If you want a reference for building a clean financial system around your bank account structure, Mike Michalowicz’s Profit First (available on Amazon) is worth reading. It’s opinionated about how to allocate across accounts, and I don’t agree with every ratio, but the structural framework is sound and genuinely useful for small business owners who don’t think in spreadsheets. (Note: that’s an affiliate link, and the site may earn a small commission.)
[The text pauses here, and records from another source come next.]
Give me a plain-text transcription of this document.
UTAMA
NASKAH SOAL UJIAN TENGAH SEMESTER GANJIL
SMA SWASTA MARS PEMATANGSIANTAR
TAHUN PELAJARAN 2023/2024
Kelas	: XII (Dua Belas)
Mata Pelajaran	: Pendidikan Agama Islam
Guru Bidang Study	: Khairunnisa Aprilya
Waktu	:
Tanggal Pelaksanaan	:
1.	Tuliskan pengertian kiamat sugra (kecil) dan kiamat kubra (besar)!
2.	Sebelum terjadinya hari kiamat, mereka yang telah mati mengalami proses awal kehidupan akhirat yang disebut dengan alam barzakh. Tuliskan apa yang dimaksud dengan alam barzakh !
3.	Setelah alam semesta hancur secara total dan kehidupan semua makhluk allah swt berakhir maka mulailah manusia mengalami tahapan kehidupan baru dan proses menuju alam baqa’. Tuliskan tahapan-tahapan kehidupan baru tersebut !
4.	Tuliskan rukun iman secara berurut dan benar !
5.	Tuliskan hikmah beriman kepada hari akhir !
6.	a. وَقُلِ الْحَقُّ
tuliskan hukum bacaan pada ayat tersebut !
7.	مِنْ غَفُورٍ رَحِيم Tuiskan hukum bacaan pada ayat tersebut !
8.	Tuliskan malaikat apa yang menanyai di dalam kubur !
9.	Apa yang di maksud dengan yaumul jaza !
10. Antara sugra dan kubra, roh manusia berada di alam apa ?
One last thing: your business checking account is not a tax strategy. It’s a recordkeeping tool. But clean recordkeeping directly reduces your CPA bill and reduces your audit risk. Your CPA can help you think through account structure in the context of your entity type and tax elections. Please actually consult one before you make decisions based on anything you read online, including this.


Sources

  • IRS Small Business and Self-Employed Tax Center: Official IRS guidance on recordkeeping, business accounts, and tax obligations for small businesses
  • U.S. Small Business Administration (SBA): Lender matching tools, SBA loan program details, and preferred lender lists by region
  • FDIC BankFind Suite: Bank insurance verification and institution data for confirming FDIC coverage on business accounts
  • Mercury, Relay, Novo, Chase, Bluevine: Publicly posted fee schedules and account disclosures, verified June 2026
  • Michalowicz, Mike. Profit First (2017): Framework for allocating business revenue across multiple accounts; widely cited in small business financial planning


This article is for general informational purposes only and does not constitute financial, tax, or legal advice. Business finance and tax rules vary by entity type, state, and individual circumstances. Consult a qualified CPA, enrolled agent, or business attorney for advice specific to your situation.